Comme tu l’as souligné, je peux aussi m’arrêter une journée, réduire un peu les étapes… Bien sûr que je n’ai rien à prouver. Je n’ai d’ailleurs jamais eu pour ambition de faire un exploit sportif. Je suis bien plus prétentieux que ça. Je cherche à être le monde que je veux voir advenir. Je cherche surtout… Le chemin de l’Amour. Donc je tâtonne.
Tu m’as beaucoup répété de prendre soin de moi. Bien sûr !…
Je vais te dire un truc rigolo. J’ai connu 2 personnes qui ont voulu me conseiller sur ma nourriture. 2 personnes que j’ai toujours connu avec des problèmes de digestion.
Pour dire que j’ai beau y réfléchir, je suis évidemment sensible à ta part sensible, mais je crois que je prends soin de moi à un très haut niveau.
D’abord, je ne dis pas que je vais bien quand je vais mal. Et surtout, j’elague pour aller le plus possible vers ce qui est important pour moi. C’est ce qui me permet de me retrouver à faire des projets qui sont très fidèles à ce que je suis.
Ou peut-être plus exactement, découvrir qui je suis.
Mais voilà le point clé, c’est quand tu m’as parlé de nouveau départ.
Je ne sais pas bien comment ça a changé. Sans doute grâce à tout le reste. Grâce à cette souffrance justement. Grâce à votre simple écoute qui m’a permis de dire.
J’ai pensé au psychiatre Carl Jung qui évoquait la crise du milieu de vie (la cinquantaine) ouvrant le passage de “je fais pour les autres” dans notre première partie de vie, à “je fais pour moi” dans la seconde “.
Ce n’était pas l’idée initiale du projet. Mais ce matin c’était évident que c’était cela que j’allais faire dorénavant.
Si mon intention d’éviter les drames du monde est confrontée à l’univers des intentions complexes de chacun, je suis libéré de ce poids et je vais juste suivre cet élan pour moi et en profiter chaque jour.
J’ai cherché un objectif concret qui me fasse très plaisir. Un truc qui me donne envie d’avancer et qui ne dépend que de moi.
Je l’ai trouvé. Accroche toi !
Je vais rejoindre Sofia. La capitale bulgare. Et là bas, j’irais à une terrasse et je mangerai un yaourt.
Et figure toi, que plein de gens m’ont klaxonné pour me saluer aujourd’hui. Parce que je souriais bêtement en courant.

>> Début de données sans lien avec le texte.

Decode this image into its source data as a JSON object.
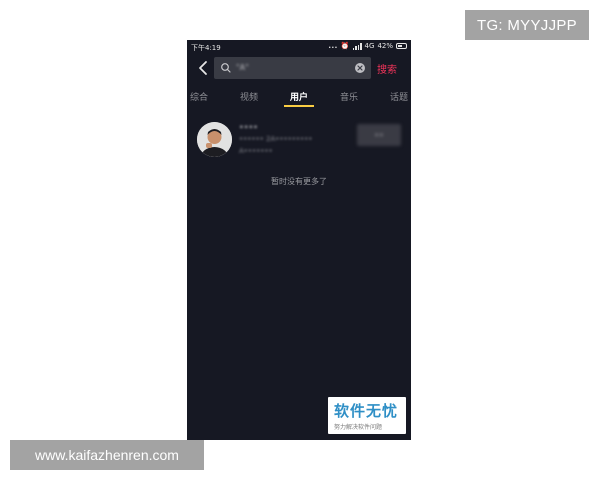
{
  "overlays": {
    "tg_label": "TG: MYYJJPP",
    "site_label": "www.kaifazhenren.com"
  },
  "status_bar": {
    "time": "下午4:19",
    "dots": "...",
    "network": "4G",
    "battery": "42%"
  },
  "search": {
    "query": "\"A\"",
    "search_label": "搜索",
    "back_icon": "back-arrow-icon",
    "clear_icon": "clear-circle-icon"
  },
  "tabs": [
    {
      "label": "综合",
      "active": false
    },
    {
      "label": "视频",
      "active": false
    },
    {
      "label": "用户",
      "active": true
    },
    {
      "label": "音乐",
      "active": false
    },
    {
      "label": "话题",
      "active": false
    }
  ],
  "results": {
    "user": {
      "name": "••••",
      "id_line": "•••••• 2A•••••••••",
      "fans_line": "A•••••••",
      "follow_label": "••"
    },
    "end_text": "暂时没有更多了"
  },
  "watermark": {
    "title": "软件无忧",
    "subtitle": "努力解决软件问题"
  },
  "colors": {
    "background": "#161823",
    "accent": "#f0345a",
    "tab_indicator": "#facd43"
  }
}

PS : et je suis tombé amoureux. Je pense ça va bien durer 3 jours. Elle s’appelle Éva Bester. Je suis sûr qu’elle, elle ne touche pas les seins des autres sans demander…
Antoine VERNIER, sociologue, vit à Angers dans une cabane sans eau et sans électricité.
En 2022, il court 23 marathons de suite jusqu’à Davos. De ce voyage, il réalise un documentaire « Et si on parlait d’amour !? » et en écrit un livre qui porte le même titre.